2014 — student award of excellence
It’s 1 a.m. on a brisk saturday morning on Syracuse’s west side. A few young women stand outside a seemingly run-down house, smoking cigarettes in their party attire for the night. A faint hip hop beat can be heard coming from a basement.
Already “feeling good” from their street party filled with blaring music, blunts, and Henessy, Kuntry and his crew of aspiring young hip hop artists, known as Money Bag Movement, walk towards the entrance of the party. Once inside the team of four head downstairs to a dark basement, which is already packed with dancing people.
The four continue where they left off at the last party with more marijuana and alcohol, and the four begin grinding with new lady friends, each rapping along with every song that blares through the party’s singular speaker.
“This is how we do, Money Bag Movement,” shouts Pauly, one of the members of the Money Bag crew.
Except partying is not all Money Bag Movement does. The next morning will go back to ordinary life.
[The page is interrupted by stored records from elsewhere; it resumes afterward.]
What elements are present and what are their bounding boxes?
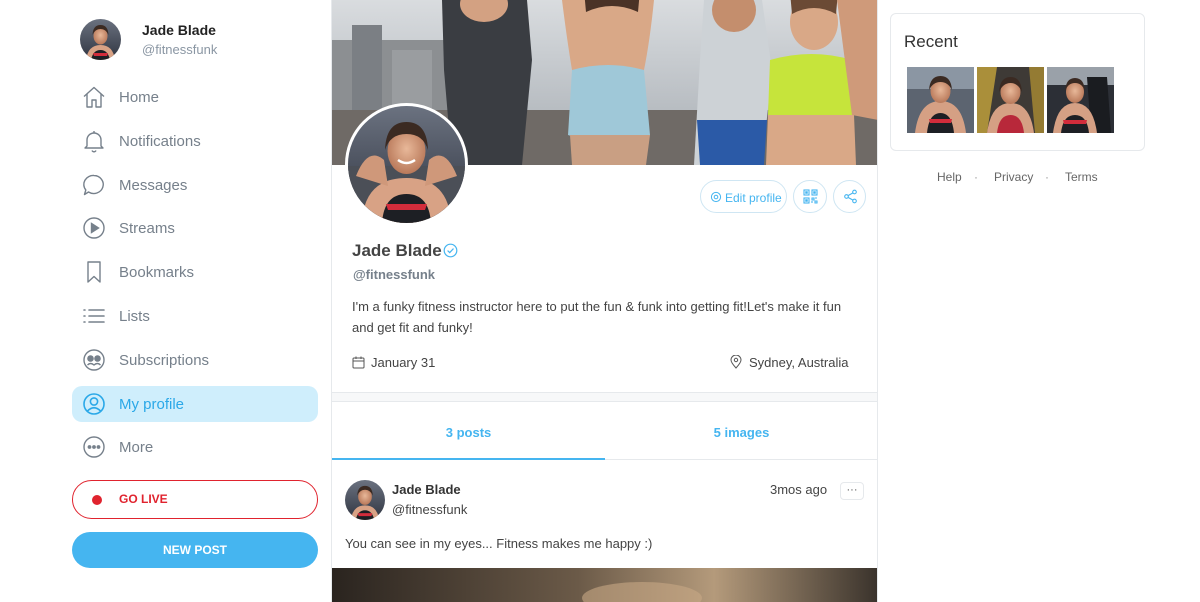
live-dot-icon	[92, 495, 102, 505]
verified-badge-icon	[443, 243, 458, 258]
sidebar-user-handle: @fitnessfunk	[142, 42, 218, 57]
nav-item-messages[interactable]: Messages	[72, 167, 318, 203]
calendar-icon	[352, 356, 365, 369]
nav-label-subscriptions: Subscriptions	[119, 351, 210, 369]
footer-link-terms[interactable]: Terms	[1065, 170, 1098, 184]
nav-item-streams[interactable]: Streams	[72, 210, 318, 246]
profile-bio: I'm a funky fitness instructor here to p…	[352, 299, 842, 335]
new-post-button[interactable]: NEW POST	[72, 532, 318, 568]
tab-images[interactable]: 5 images	[605, 403, 877, 460]
section-divider	[332, 392, 877, 402]
profile-name: Jade Blade	[352, 241, 442, 260]
nav-item-notifications[interactable]: Notifications	[72, 123, 318, 159]
main-nav: Home Notifications Messages Streams Book…	[72, 79, 318, 473]
profile-location: Sydney, Australia	[749, 355, 849, 370]
nav-label-streams: Streams	[119, 220, 175, 238]
profile-date: January 31	[371, 355, 436, 370]
avatar[interactable]	[80, 19, 121, 60]
footer-separator: ·	[1045, 170, 1049, 184]
nav-item-more[interactable]: More	[72, 429, 318, 465]
user-circle-icon	[83, 392, 105, 415]
sidebar-user-card[interactable]: Jade Blade @fitnessfunk	[80, 19, 318, 63]
go-live-button[interactable]: GO LIVE	[72, 480, 318, 519]
share-button[interactable]	[833, 180, 866, 213]
footer-link-privacy[interactable]: Privacy	[994, 170, 1033, 184]
nav-label-messages: Messages	[119, 176, 188, 194]
recent-thumbnail[interactable]	[907, 67, 974, 133]
post-text: You can see in my eyes... Fitness makes …	[345, 536, 653, 551]
recent-thumbnail[interactable]	[1047, 67, 1114, 133]
recent-media-panel: Recent	[890, 13, 1145, 151]
nav-label-home: Home	[119, 89, 160, 106]
location-pin-icon	[730, 355, 742, 369]
footer-link-help[interactable]: Help	[937, 170, 962, 184]
edit-profile-label: Edit profile	[725, 191, 782, 205]
post-more-button[interactable]: ···	[840, 482, 864, 500]
subscriptions-icon	[83, 349, 105, 371]
profile-tabs: 3 posts 5 images	[332, 403, 877, 460]
nav-item-subscriptions[interactable]: Subscriptions	[72, 342, 318, 378]
profile-handle: @fitnessfunk	[353, 267, 436, 282]
nav-item-lists[interactable]: Lists	[72, 298, 318, 334]
tab-images-label: 5 images	[713, 425, 770, 440]
nav-label-notifications: Notifications	[119, 132, 201, 150]
tab-posts[interactable]: 3 posts	[332, 403, 605, 460]
sidebar-user-name[interactable]: Jade Blade	[142, 22, 216, 38]
play-circle-icon	[83, 217, 105, 240]
nav-item-my-profile[interactable]: My profile	[72, 385, 318, 422]
nav-label-lists: Lists	[119, 307, 150, 325]
post-avatar[interactable]	[345, 480, 385, 520]
post-timestamp: 3mos ago	[770, 482, 828, 497]
new-post-label: NEW POST	[162, 543, 227, 557]
gear-icon	[710, 191, 722, 203]
profile-avatar[interactable]	[345, 103, 468, 226]
nav-item-bookmarks[interactable]: Bookmarks	[72, 254, 318, 290]
bell-icon	[84, 130, 104, 153]
post-card: Jade Blade @fitnessfunk 3mos ago ··· You…	[332, 461, 877, 602]
chat-bubble-icon	[83, 174, 104, 195]
profile-main: Edit profile Jade Blade @fitnessfunk I'm…	[331, 0, 878, 602]
go-live-label: GO LIVE	[119, 492, 168, 506]
post-author-handle: @fitnessfunk	[392, 502, 468, 517]
nav-item-home[interactable]: Home	[72, 79, 318, 115]
qr-code-icon	[803, 189, 818, 204]
nav-label-my-profile: My profile	[119, 395, 185, 413]
nav-label-bookmarks: Bookmarks	[119, 264, 195, 282]
post-author-name[interactable]: Jade Blade	[392, 482, 461, 497]
bookmark-icon	[87, 261, 101, 283]
more-circle-icon	[83, 436, 105, 459]
nav-label-more: More	[119, 439, 154, 457]
list-icon	[83, 309, 105, 323]
qr-code-button[interactable]	[793, 180, 827, 213]
tab-posts-label: 3 posts	[445, 425, 492, 440]
share-icon	[844, 189, 857, 204]
post-image[interactable]	[332, 568, 877, 602]
sidebar: Jade Blade @fitnessfunk Home Notificatio…	[72, 0, 318, 602]
footer-separator: ·	[974, 170, 978, 184]
recent-title: Recent	[904, 32, 958, 51]
edit-profile-button[interactable]: Edit profile	[700, 180, 787, 213]
home-icon	[83, 86, 105, 108]
footer-links: Help · Privacy · Terms	[890, 170, 1145, 186]
recent-thumbnail[interactable]	[977, 67, 1044, 133]
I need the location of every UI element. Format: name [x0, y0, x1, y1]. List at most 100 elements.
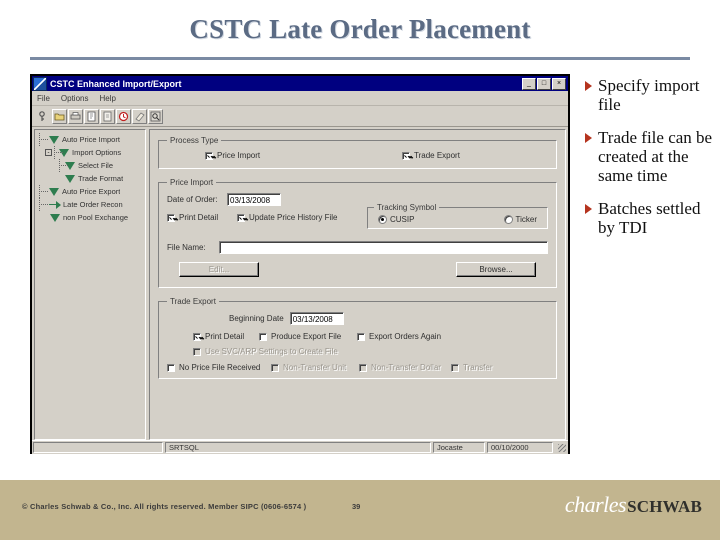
- tree-item-label: non Pool Exchange: [63, 213, 129, 222]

"Kuntry" will have to take care of his newborn son and two stepsons by working on the streets. “DC” will have to go back to work at a convenience store. "Pauly" will have to go to class to finish getting his high school diploma, and “Rells” will have to go back to work at McDonalds to provide for his two-year-old boy.
Hip-hop music in Syracuse is marred by a history a violence. Making it big is a seemingly impossible task, especially in a city at it’s peak poverty level. According to the Syracuse Post Standard, “The percentage of all people and all children living in poverty in the city are also at a high for the past four years. More than a third of the city was living in poverty in 2012. For children, the number is almost 55 percent.” Despite the city’s situation, Moneybag Movement is trying to make it; living almost double lives as workers and fathers during the day and rappers at night.
These young men have allowed me into all aspects of their lives, and with the help of the Alexia Foundation, I would like to continue this project. Their story helps to understand the struggle to provide for a family in a community struck by poverty and violence in the United States. This project continues to build on my previous work regarding awareness of violent culture in the United States and the consequences it has on family.